M. [Y] [J], qui succombe à la cause, sera condamné aux dépens de la présente instance, conformément à l’article 696 du code de procédure civile, comprenant notamment le coût du commandement de payer du 3 janvier 2024 et celui de l’assignation du 24 juillet 2024 à l’exclusion des actes délivrés à Mme [N] [T] épouse [J].
En revanche, compte tenu de sa situation économique, il n’y a pas lieu de le condamner à une quelconque indemnité sur le fondement de l’article 700 du code de procédure civile.

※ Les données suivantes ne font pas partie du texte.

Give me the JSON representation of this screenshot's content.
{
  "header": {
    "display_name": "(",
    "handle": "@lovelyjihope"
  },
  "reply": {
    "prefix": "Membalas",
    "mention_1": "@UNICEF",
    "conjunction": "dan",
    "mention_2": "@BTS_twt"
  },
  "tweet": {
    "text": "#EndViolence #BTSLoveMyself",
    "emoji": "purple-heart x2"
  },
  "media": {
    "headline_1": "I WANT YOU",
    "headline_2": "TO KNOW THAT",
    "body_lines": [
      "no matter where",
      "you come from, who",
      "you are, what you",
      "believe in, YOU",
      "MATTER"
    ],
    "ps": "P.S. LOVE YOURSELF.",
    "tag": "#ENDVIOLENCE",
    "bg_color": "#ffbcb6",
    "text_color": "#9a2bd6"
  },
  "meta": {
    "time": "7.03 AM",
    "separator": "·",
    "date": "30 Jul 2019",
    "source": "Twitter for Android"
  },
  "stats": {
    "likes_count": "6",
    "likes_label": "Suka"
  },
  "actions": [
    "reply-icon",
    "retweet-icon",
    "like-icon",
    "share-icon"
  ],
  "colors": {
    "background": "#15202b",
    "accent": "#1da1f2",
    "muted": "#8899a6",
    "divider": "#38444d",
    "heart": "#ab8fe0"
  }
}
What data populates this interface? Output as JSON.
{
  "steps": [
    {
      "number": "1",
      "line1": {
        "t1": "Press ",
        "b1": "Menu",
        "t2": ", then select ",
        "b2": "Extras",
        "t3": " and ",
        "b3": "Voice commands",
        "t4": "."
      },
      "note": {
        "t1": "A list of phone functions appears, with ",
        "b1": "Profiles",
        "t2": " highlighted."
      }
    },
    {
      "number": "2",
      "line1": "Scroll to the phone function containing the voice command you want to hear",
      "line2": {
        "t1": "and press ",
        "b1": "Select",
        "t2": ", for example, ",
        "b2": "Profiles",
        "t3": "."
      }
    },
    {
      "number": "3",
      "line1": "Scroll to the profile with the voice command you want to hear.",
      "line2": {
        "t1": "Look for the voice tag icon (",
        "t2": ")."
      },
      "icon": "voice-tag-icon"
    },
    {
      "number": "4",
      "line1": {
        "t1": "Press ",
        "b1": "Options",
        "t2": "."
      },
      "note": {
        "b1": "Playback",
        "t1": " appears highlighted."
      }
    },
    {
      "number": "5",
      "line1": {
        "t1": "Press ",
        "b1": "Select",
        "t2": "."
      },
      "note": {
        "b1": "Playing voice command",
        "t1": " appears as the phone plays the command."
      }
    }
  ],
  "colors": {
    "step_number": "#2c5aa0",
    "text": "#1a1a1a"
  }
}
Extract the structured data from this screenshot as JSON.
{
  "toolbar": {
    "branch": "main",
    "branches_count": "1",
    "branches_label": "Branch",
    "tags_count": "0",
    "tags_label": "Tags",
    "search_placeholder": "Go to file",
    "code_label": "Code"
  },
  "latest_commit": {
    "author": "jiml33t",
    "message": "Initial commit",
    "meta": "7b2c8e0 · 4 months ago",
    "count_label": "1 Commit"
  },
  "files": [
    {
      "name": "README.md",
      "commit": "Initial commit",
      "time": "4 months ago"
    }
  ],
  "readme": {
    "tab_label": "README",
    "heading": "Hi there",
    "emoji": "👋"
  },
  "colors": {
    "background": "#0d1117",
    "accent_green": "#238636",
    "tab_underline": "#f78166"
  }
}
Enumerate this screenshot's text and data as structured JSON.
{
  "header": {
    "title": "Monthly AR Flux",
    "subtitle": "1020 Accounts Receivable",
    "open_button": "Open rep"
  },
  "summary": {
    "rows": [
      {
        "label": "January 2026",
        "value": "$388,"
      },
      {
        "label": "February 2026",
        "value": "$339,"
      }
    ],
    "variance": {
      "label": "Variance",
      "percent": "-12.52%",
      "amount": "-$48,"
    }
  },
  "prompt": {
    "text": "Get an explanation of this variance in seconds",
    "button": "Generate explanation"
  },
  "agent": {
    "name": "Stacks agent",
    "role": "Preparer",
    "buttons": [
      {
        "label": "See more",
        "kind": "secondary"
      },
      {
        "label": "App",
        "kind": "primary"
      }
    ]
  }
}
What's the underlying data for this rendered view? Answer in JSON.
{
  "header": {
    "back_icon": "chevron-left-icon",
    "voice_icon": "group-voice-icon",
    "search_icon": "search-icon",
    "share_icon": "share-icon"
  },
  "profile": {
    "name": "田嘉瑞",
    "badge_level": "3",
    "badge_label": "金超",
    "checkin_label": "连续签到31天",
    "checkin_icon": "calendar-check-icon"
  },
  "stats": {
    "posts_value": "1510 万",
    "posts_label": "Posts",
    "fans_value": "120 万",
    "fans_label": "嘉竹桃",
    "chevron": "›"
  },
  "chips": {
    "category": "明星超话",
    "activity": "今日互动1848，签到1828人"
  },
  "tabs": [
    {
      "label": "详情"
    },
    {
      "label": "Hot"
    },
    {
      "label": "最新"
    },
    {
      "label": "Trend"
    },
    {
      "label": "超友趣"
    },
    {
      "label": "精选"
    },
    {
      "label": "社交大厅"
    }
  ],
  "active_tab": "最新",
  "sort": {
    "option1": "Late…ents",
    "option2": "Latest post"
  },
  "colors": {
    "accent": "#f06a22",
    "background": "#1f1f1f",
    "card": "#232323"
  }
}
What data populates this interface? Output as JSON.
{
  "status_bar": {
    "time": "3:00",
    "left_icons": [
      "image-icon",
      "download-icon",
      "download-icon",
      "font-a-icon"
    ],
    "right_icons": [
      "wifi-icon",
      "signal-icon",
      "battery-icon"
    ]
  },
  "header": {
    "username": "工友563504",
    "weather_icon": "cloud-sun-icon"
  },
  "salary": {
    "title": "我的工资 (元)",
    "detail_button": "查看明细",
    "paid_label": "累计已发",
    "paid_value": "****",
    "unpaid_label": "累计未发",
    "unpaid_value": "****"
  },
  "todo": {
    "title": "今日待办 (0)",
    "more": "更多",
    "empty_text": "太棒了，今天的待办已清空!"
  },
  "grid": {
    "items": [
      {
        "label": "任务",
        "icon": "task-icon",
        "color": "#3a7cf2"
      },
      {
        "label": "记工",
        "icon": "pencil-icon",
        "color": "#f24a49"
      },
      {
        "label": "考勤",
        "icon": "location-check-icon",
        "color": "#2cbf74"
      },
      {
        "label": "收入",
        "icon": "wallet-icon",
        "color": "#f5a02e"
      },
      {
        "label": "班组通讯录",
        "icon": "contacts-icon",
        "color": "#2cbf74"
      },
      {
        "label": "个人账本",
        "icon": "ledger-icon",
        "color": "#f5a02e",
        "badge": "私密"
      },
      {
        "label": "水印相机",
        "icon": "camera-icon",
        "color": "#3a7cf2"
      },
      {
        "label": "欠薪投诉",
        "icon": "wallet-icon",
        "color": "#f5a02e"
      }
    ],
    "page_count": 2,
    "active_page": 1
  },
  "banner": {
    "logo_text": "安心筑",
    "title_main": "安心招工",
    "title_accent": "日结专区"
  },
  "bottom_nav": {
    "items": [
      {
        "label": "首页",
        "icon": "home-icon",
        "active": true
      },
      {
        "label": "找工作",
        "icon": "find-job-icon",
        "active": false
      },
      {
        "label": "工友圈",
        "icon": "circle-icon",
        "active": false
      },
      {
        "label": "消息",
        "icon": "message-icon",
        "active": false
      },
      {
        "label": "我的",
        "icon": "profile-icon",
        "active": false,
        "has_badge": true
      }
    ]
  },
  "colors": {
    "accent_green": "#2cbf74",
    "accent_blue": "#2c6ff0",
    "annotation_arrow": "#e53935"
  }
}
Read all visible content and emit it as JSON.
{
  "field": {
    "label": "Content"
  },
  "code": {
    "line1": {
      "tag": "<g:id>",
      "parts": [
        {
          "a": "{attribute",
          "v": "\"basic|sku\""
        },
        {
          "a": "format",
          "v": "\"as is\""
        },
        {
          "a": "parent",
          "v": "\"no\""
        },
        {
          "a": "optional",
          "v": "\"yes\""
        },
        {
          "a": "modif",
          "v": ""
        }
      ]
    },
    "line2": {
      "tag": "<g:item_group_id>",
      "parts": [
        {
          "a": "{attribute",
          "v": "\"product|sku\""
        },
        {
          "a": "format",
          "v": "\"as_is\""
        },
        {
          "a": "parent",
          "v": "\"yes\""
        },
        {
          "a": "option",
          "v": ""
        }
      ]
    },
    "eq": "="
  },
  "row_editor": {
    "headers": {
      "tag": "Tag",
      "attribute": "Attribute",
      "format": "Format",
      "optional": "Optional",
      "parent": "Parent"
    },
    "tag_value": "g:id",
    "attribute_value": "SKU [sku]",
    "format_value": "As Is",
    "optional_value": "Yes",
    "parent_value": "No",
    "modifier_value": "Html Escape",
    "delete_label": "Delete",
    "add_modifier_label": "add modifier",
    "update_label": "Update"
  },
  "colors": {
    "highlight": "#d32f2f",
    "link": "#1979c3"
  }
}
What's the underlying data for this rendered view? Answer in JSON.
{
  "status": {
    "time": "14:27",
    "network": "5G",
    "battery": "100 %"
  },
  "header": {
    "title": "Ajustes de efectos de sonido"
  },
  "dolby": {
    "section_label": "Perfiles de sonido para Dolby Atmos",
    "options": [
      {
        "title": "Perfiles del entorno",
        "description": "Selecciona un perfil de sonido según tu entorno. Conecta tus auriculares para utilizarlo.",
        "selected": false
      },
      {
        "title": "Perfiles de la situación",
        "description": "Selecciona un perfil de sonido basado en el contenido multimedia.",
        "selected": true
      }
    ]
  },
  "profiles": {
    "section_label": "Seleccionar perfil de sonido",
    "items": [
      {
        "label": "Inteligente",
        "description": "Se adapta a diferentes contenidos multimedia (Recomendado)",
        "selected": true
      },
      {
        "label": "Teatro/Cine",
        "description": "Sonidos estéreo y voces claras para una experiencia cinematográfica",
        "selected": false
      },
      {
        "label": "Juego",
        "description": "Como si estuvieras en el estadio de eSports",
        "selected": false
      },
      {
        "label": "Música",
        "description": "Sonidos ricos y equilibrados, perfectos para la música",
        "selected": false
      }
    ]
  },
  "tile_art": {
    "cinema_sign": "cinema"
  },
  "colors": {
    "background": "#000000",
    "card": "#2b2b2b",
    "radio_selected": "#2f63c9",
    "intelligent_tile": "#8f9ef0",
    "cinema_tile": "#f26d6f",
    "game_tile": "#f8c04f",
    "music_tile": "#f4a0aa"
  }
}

La présente décision est exécutoire à titre provisoire, conformément à l’article 514 du code de procédure civile.
PAR CES MOTIFS,
La juge des contentieux de la protection, statuant après débats publics, par ordonnance mise à disposition au greffe, réputée contradictoire et en premier ressort,
REJETTE l’ensemble des demandes formées à l’encontre de Mme [N] [T] épouse [J],
CONSTATE que la dette locative visée dans le commandement de payer du 3 janvier 2024 n’a pas été réglée dans le délai de deux mois,
CONSTATE, en conséquence, que le contrat conclu le 13 février 2019 entre [Localité 7] HABITAT-OPH, d’une part, et M. [Y] [J], d’autre part, concernant les locaux situés au [Adresse 3] à [Localité 8], escalier 4, étage 9, porte 159 est résilié depuis le 4 mars 2024,
CONDAMNE M. [Y] [J] à payer à [Localité 7] HABITAT-OPH la somme de 7983,91 euros (sept mille neuf cent quatre-vingt-trois euros et quatre-vingt-onze centimes) à titre de provision sur l’arriéré locatif arrêté au 17 décembre 2024, échéance de novembre 2024 incluse, avec intérêts au taux légal à compter de l’assignation pour la somme de 5065,02 euros et à compter de la présente décision pour le surplus,
AUTORISE M. [Y] [J] à se libérer de sa dette en réglant chaque mois pendant 36 mois, en plus du loyer courant, une somme minimale de 222 euros (deux cent vingt-deux euros), la dernière échéance étant majorée du solde de la dette en principal, intérêts et frais,
DIT que le premier règlement devra intervenir dans les dix jours suivant la signification de la présente décision, puis, pour les paiements suivants, en même temps que le loyer, au plus tard le dixième jour de chaque mois, sauf meilleur accord entre les parties,
SUSPEND les effets de la clause résolutoire pendant l’exécution des délais de paiement accordés à M. [Y] [J],
DIT que si les délais accordés sont entièrement respectés, la clause résolutoire sera réputée n’avoir jamais été acquise,
DIT qu’en revanche, pour le cas où une mensualité, qu’elle soit due au titre du loyer et des charges courants ou de l’arriéré, resterait impayée quinze jours après l’envoi d’une mise en demeure par lettre recommandée avec avis de réception,
le bail sera considéré comme résilié de plein droit depuis le 4 mars 2024,
le solde de la dette deviendra immédiatement exigible,
le bailleur pourra, à défaut de libération spontanée des lieux et dès l’expiration d’un délai de deux mois suivant la délivrance d’un commandement d’avoir à libérer les lieux, faire procéder à l’expulsion de M. [Y] [J] et à celle de tous occupants de son chef, au besoin avec l’assistance de la force publique,
le sort des meubles sera régi conformément aux dispositions des articles L. 433-1 et L. 433-2 du code des procédures civiles d’exécution,
M. [Y] [J] sera condamné à verser à titre de provision à [Localité 7] HABITAT-OPH une indemnité d’occupation mensuelle égale au montant des loyers et charges qui auraient été dus en cas de poursuite du bail, et ce, jusqu’à la date de libération effective et définitive des lieux,
DÉBOUTE [Localité 7] HABITAT-OPH de sa demande au titre de l’article 700 du code de procédure civile,
CONDAMNE M. [Y] [J] aux dépens comprenant notamment le coût du commandement de payer du 3 janvier 2024 et celui de l’assignation du 24 juillet 2024, à l’exclusion des actes délivrés à Mme [N] [T] épouse [J],
RAPPELLE que la présente ordonnance est exécutoire de droit à titre provisoire.
Ainsi jugé par mise à disposition au greffe le 11 mars 2025, et signé par la juge et le greffier susnommés.